Long COVID, or post-acute sequelae of SARS-CoV-2 infection (PASC), is characterized by persistent physiological and immunological abnormalities following acute coronavirus disease 2019. Although systemic effects of long COVID are increasingly recognized, its potential impact on placental biology and the maternal–fetal interface remains insufficiently understood. Given the placenta’s central role in immune regulation, vascular homeostasis, and fetal development, sustained post-viral disturbances may have important implications for pregnancy outcomes.

Methods

A narrative synthesis of the literature was conducted using PubMed/MEDLINE, Scopus, EMBASE, and Web of Science. Publications from January 2020 to June 2025 were screened using combinations of keywords including “long COVID,” “post-acute sequelae of SARS-CoV-2,” “placenta,” “maternal–fetal interface,” “epigenetics,” and “immune dysregulation.” Relevant experimental, translational, and clinical studies examining molecular mechanisms linking SARS-CoV-2 infection with placental dysfunction were included.

Results

Emerging evidence indicates that long COVID may affect placental physiology through several interacting mechanisms.
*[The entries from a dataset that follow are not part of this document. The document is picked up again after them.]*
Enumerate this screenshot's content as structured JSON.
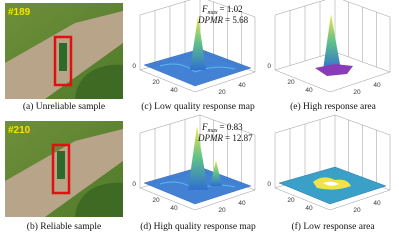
{
  "panels": [
    {
      "caption": "(a) Unreliable sample",
      "frame_label": "#189"
    },
    {
      "caption": "(c) Low quality response map",
      "annotation": {
        "f_symbol": "F",
        "f_sub": "max",
        "f_value": "= 1.02",
        "dpmr_symbol": "DPMR",
        "dpmr_value": "= 5.68"
      },
      "x_ticks": [
        "20",
        "40"
      ],
      "y_ticks": [
        "20",
        "40"
      ],
      "z_ticks": [
        "0"
      ]
    },
    {
      "caption": "(e) High response area",
      "x_ticks": [
        "20",
        "40"
      ],
      "y_ticks": [
        "20",
        "40"
      ],
      "z_ticks": [
        "0"
      ]
    },
    {
      "caption": "(b) Reliable sample",
      "frame_label": "#210"
    },
    {
      "caption": "(d) High quality response map",
      "annotation": {
        "f_symbol": "F",
        "f_sub": "max",
        "f_value": "= 0.83",
        "dpmr_symbol": "DPMR",
        "dpmr_value": "= 12.87"
      },
      "x_ticks": [
        "20",
        "40"
      ],
      "y_ticks": [
        "20",
        "40"
      ],
      "z_ticks": [
        "0"
      ]
    },
    {
      "caption": "(f) Low response area",
      "x_ticks": [
        "20",
        "40"
      ],
      "y_ticks": [
        "20",
        "40"
      ],
      "z_ticks": [
        "0"
      ]
    }
  ]
}
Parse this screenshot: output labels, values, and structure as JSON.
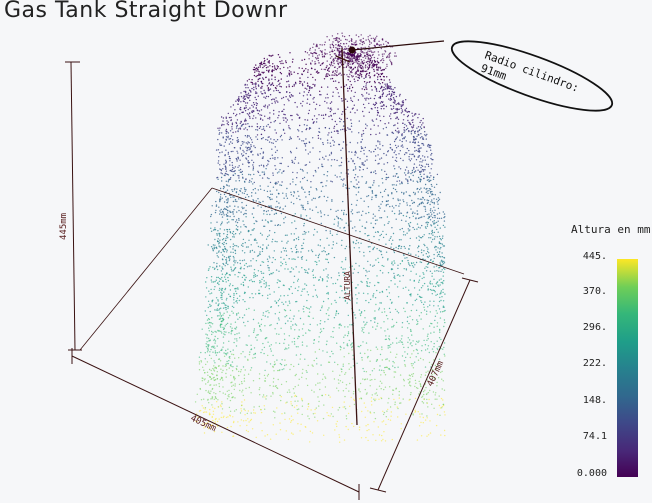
{
  "title": "Gas Tank Straight Downr",
  "annotation": {
    "line1": "Radio cilindro:",
    "line2": "91mm"
  },
  "dimensions": {
    "height": "445mm",
    "width": "405mm",
    "depth": "407mm",
    "axis": "ALTURA"
  },
  "colorbar": {
    "title": "Altura en mm",
    "ticks": [
      "445.",
      "370.",
      "296.",
      "222.",
      "148.",
      "74.1",
      "0.000"
    ],
    "colors": [
      "#440154",
      "#482878",
      "#3e4989",
      "#31688e",
      "#26828e",
      "#1f9e89",
      "#35b779",
      "#6ece58",
      "#fde725"
    ]
  }
}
These include persistence of viral components within tissues, chronic immune activation with sustained cytokine signaling, endothelial dysfunction affecting placental perfusion, and metabolic alterations linked to mitochondrial stress. In parallel, maternal infection may induce epigenetic modifications such as altered DNA methylation, histone remodeling, and dysregulation of non-coding RNAs. These molecular disturbances may compromise trophoblast function and placental vascular integrity, potentially contributing to complications including preeclampsia, fetal growth restriction, and preterm birth.

Conclusions

Long COVID may exert sustained molecular effects on the placenta, with potential consequences for maternal and fetal health. Further longitudinal and mechanistic studies are required to clarify causality, persistence of these alterations, and their clinical significance.